Burmese journalist handed 20-year prison sentence

New York, January 7, 2010—The Committee to Protect Journalists condemns the harsh sentencing of Hla Hla Win, a broadcast journalist with the Oslo-based Democratic Voice of Burma (DVB). She was sentenced to 20 years in prison on December 30 for violating the vague and draconian Electronic Act. 

Hla Hla Win was first arrested on September 11, 2009, on her way back from a DVB reporting assignment in Pakokku Township, Magwe Division, where she had conducted interviews with Buddhist monks in a local monastery. According to her editors at DVB, at the time of her arrest she was working on a story pegged to the second anniversary of the 2007 Saffron Revolution, in which Buddhist monks rose up against the Burma’s military-run government in countrywide protests that were finally violently suppressed.

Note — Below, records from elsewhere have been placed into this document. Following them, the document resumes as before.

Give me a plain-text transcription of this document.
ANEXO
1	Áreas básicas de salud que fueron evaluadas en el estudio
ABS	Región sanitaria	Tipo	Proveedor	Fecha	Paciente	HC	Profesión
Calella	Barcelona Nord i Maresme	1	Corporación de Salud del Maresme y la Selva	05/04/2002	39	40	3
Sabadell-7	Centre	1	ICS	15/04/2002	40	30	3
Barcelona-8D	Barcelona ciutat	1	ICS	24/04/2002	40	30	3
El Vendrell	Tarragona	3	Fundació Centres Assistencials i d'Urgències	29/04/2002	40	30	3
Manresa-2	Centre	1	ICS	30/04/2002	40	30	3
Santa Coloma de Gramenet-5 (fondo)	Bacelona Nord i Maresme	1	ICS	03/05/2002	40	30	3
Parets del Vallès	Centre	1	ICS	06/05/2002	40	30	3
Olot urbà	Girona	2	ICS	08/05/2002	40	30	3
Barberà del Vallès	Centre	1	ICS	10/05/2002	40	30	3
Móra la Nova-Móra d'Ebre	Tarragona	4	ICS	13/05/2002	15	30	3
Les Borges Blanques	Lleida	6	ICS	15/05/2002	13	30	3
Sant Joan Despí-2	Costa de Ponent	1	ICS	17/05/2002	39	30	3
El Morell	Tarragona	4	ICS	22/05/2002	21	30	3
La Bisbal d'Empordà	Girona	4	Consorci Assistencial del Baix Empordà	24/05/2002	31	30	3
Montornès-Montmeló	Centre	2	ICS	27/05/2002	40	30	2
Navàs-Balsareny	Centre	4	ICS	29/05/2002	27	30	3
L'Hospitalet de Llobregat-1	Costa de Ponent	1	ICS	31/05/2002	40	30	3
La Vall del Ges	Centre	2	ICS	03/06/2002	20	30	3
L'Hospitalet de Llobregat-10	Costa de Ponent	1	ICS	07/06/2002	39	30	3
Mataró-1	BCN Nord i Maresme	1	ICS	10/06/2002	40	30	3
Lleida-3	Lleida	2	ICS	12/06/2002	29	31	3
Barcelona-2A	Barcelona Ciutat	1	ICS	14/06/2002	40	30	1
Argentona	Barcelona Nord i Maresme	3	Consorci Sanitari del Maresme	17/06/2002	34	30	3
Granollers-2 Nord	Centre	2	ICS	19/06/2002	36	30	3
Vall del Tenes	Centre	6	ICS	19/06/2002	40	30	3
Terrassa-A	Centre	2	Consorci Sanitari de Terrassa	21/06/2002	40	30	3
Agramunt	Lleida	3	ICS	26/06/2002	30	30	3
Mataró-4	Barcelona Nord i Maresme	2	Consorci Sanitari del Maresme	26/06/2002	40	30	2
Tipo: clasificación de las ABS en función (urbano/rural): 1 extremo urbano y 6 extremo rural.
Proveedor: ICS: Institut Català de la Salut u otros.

On October 6, a Pakokku Township court sentenced Hla Hla Win and her assistant, Myint Naing, to seven years in prison for using an illegally imported motorcycle. After interrogations in prison, they were both subsequently charged with violating Section 33 of the Electronic Act, which forbids unauthorized use of electronic media and is increasingly used by the regime to punish journalists and activists for sending information out of the country, including over the Internet.

Hla Hla Win now faces a combined 27 years in prison for her reporting activities.  She joined DVB as an undercover reporter in December 2008. According to her editors she played an active role in covering various issues considered sensitive to the government, including local reaction to last year’s controversial trail of detained opposition leader Aung San Suu Kyi.

“Burma’s military government says that it is moving toward democracy, but at the same time continues to punish journalists with harsh sentences,” said CPJ’s Southeast Asia senior representative Shawn Crispin. “Before the international community rewards the regime for holding ostensibly democratic elections this year, it should demand demonstrable progress on press freedom, including the unconditional release of Hla Hla Win.” 

The military government has promised general elections this year, but has not set a specific date.

At least nine journalists were imprisoned in Burma when CPJ conducted its worldwide survey of jailed journalists on December 1. The figure for Burma may have been higher if several undercover reporters who were arrested and detained in the wake of the Saffron Revolution were taken into account.

Exile-run media groups told CPJ that a number of their jailed reporters preferred to remain anonymous because of fears that the authorities would extend their prison sentences if it was discovered that they had sent news, pictures, and videos to news outlets outside the country. The DVB estimated that 14 of its undercover reporters were being held in detention as of December 2009. International rights groups estimate that there are more than 2,000 political prisoners being held across the country.